Cet article s’appuie sur des travaux d’Aurora Salvatierra Ossorio, docteure en Philologie hébraïque, professeure à la Universidad de Granada. Ses travaux portent essentiellement sur l’étude de la poésie hébraïque dans al-Andalus et l’Espagne médiévale.

 

Sem Tob ben Yosef ibn Falaquera est né dans le Nord de l’Espagne, probablement à Tudela, vers 1225. On ne dispose que de très peu d’éléments biographiques sur cet intellectuel juif du XIIIe siècle. Fort heureusement, ses écrits ne manquent pas, des écrits qui le placent parmi les auteurs les plus importants de son époque. Poète, philosophe, moraliste, traducteur et scientifique, son œuvre consigne et rend compte des savoirs et de la problématique intellectuelle d’une époque marquée par la polémique relative à Maimonide, une polémique qui durant plus d’un siècle (1180-1306) voit s’affronter avec plus ou moins de virulence les partisans du rationalisme défendu par Maimonide et ceux qui s’opposent à sa tentative de concilier foi et raison.

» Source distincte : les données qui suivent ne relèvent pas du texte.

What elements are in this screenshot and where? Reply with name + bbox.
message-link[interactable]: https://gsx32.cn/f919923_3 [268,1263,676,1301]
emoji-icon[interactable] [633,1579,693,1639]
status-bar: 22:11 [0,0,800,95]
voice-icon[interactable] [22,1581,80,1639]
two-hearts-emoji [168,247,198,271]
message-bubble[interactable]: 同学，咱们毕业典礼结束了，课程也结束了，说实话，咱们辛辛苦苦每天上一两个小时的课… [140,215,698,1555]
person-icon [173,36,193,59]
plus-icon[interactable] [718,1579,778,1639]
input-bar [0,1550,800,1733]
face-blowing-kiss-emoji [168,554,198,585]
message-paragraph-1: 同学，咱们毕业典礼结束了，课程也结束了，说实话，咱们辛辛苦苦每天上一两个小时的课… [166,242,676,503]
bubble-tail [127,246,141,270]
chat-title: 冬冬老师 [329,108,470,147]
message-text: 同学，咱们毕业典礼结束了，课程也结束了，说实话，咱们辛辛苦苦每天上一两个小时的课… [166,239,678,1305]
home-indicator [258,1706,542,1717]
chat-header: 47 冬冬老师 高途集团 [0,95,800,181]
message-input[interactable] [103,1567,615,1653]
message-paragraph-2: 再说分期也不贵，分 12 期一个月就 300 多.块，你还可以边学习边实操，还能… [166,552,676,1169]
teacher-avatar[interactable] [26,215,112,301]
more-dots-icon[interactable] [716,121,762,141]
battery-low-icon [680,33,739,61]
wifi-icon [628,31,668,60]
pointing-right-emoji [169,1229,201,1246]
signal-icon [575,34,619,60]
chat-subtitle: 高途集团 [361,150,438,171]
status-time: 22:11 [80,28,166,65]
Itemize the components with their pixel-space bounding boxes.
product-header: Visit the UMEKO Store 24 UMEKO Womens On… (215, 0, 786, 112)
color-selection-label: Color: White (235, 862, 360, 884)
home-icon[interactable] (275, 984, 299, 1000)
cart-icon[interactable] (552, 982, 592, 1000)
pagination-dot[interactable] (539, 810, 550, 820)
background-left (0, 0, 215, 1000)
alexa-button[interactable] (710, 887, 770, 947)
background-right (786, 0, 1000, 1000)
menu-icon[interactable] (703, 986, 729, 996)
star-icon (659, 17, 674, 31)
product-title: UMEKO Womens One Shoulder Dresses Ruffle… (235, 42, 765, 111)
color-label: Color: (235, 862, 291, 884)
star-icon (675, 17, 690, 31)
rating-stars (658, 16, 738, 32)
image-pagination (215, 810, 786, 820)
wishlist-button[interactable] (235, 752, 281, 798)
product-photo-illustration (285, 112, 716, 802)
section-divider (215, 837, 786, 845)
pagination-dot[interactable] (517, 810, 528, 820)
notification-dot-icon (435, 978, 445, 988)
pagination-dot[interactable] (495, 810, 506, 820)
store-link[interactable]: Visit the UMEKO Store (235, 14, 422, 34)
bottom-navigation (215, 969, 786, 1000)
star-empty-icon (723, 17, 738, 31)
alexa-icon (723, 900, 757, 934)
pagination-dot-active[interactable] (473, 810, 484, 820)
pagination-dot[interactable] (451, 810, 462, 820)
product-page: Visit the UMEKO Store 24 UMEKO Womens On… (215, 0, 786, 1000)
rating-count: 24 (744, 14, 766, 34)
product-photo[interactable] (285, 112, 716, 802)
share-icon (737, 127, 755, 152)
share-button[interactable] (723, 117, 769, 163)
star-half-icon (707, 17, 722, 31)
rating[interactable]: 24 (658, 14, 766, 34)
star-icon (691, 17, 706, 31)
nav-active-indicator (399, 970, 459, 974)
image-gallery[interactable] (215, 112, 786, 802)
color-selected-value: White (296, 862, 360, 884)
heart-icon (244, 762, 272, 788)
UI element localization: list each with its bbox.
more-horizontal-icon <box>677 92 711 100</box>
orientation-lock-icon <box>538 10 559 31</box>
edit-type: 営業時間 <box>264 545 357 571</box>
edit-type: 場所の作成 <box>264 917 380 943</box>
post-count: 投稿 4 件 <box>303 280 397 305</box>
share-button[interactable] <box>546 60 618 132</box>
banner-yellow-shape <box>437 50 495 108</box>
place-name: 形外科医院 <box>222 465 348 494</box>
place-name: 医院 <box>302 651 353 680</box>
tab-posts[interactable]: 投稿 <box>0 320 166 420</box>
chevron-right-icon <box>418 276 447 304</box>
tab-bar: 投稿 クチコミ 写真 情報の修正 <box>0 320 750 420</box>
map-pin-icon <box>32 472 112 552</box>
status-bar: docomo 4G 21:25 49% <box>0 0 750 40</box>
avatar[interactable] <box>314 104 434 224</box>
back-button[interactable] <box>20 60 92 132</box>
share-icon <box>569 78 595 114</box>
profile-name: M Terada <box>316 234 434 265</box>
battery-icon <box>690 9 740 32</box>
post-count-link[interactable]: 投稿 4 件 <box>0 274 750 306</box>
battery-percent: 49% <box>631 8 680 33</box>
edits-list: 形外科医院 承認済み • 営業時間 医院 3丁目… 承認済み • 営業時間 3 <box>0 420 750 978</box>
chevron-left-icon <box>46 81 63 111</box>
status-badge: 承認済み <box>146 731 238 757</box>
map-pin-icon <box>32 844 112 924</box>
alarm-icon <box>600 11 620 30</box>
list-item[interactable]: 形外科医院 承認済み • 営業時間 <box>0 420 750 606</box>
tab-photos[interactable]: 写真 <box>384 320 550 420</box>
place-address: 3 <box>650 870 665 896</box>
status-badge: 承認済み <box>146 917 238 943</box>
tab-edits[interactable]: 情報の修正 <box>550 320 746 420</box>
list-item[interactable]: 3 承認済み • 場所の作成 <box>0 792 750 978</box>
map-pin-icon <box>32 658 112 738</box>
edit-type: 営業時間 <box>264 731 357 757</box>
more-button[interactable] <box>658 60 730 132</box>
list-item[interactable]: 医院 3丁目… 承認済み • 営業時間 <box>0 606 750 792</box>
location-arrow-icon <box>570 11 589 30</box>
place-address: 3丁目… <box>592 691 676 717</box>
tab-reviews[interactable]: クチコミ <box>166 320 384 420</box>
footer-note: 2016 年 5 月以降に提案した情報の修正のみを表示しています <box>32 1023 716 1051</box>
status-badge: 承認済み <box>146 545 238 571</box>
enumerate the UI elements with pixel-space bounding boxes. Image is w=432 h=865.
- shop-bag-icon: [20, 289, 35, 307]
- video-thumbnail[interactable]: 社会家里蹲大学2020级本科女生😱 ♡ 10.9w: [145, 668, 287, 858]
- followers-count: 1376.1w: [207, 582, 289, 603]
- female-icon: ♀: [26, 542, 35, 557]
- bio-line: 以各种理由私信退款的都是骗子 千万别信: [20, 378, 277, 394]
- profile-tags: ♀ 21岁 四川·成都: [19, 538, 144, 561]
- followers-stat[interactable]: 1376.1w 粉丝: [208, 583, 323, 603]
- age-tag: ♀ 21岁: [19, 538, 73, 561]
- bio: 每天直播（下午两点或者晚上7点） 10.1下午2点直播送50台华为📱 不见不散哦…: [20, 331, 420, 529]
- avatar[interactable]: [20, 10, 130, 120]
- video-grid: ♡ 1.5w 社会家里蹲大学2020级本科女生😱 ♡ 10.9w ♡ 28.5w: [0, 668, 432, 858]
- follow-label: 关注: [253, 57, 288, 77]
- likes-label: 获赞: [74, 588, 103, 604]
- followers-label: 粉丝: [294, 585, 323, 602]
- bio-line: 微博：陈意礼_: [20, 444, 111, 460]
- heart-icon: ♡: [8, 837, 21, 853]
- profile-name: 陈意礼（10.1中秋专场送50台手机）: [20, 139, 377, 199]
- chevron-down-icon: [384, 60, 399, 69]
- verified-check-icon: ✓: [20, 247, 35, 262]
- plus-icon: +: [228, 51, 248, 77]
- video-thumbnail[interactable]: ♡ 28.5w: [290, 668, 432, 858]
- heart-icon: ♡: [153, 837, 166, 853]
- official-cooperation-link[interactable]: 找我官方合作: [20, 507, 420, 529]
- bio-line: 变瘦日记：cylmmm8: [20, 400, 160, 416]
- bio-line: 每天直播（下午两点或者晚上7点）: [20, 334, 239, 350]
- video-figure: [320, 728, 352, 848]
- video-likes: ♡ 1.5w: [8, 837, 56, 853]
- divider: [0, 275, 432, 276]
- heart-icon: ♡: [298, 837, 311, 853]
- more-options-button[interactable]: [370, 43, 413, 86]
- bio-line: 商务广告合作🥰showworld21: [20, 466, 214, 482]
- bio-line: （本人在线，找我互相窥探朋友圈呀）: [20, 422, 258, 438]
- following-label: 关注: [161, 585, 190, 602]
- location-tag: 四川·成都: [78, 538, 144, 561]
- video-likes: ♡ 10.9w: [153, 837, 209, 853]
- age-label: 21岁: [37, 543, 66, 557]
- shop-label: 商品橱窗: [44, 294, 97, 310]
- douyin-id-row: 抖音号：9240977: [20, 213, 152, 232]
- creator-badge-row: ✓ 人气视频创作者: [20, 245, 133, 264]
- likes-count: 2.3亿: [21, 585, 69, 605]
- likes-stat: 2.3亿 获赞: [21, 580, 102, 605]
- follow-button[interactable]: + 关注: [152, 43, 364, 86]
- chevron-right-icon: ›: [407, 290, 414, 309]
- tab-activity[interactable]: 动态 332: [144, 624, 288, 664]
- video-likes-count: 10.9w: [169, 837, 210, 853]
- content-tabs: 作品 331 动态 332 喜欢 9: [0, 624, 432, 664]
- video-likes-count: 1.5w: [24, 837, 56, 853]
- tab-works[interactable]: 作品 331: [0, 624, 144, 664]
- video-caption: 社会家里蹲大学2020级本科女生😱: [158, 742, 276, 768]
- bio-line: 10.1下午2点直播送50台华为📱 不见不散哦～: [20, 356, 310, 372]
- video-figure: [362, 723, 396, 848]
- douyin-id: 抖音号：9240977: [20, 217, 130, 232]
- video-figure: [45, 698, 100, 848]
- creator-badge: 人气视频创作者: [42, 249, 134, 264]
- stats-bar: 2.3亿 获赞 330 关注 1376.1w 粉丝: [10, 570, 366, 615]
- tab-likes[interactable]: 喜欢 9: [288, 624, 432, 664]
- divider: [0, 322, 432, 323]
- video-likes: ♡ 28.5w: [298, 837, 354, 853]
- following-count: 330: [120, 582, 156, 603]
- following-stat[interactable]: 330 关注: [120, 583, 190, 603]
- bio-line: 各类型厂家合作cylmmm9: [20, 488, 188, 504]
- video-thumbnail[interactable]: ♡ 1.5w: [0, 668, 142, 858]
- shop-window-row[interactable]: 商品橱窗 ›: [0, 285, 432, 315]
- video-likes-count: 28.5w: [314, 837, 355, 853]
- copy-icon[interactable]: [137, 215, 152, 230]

On a conservé près de vingt écrits de Falaquara, sur des thèmes très divers qui rendent compte d’un type d’intellectuel juif caractéristique du monde andalou, un savant qui porte en lui l’héritage juif mais aussi le legs culturel arabe (comme la langue) et le legs de l’Antiquité gréco-romaine. La thématique étudiée est ample et son but est clair : divulguer ses idées dans les communautés juives. C’est une œuvre à caractère pédagogique, et c’est pourquoi il décide d’écrire en hébreu. Je passe sur l’énumération des titres de ses écrits pour m’en tenir à celle des thèmes abordés : la science et la philosophie, la physique et la métaphysique d’Aristote, la philosophie et la Torah, l’éthique (vers la perfection intellectuelle), la santé du corps, la santé de l’âme, la psychologie ; et, surtout, l’un de ses commentaires les plus diffusés, un commentaire du « Guide des perplexes » de Maimonide, et une sélection de passages traduits de « Fons Vitae », un travail qui permettra d’identifier son auteur, soit Salomon ibn Gabirol, auteur auquel j’ai consacré un article en deux parties :

https://zakhor-online.com/salomon-ibn-gabirol-1020-env-1057-12/

https://zakhor-online.com/salomon-ibn-gabirol-1020-env-1057-22/

Falaquera a longtemps été considéré comme un simple compilateur et passeur de connaissances, ce qui est par ailleurs très respectable. Mais Falaquera a également été un penseur original et indépendant, tant par les idées que par le style, un style qui fait volontiers appel à la poésie. Son hébreu de grande qualité et fluide contribue à renforcer la cohésion de la communauté juive. Deux de ses œuvres, « Epístola moral » (Iggeret ha-musar) et « El libro del buscador » (Sefer ha-mebaqqesh) sont les meilleurs exemples de la manière dont Falaquera s’emploie à enseigner d’une manière aussi agréable que possible par la poésie et la prose rimée. « Epístola moral » s’intéresse particulièrement à deux sujets : l’ascétisme et la misogynie. C’est une œuvre intéressante par sa radicalité et par sa distanciation envers quelques principes communément admis dans le judaïsme médiéval espagnol. Édité par A. M. Habermann (en 1936), « Epístola moral » est probablement le premier écrit de Falaquera. C’est un court récit où prose rimée et poèmes alternent avec de la prose simple, dont les caractéristiques formelles sont celles de la maqama (soit un court récit souvent humoristique ou satirique, écrit en prose rimée), mais qui ne s’accorde pas pour autant avec le modèle classique de ce genre.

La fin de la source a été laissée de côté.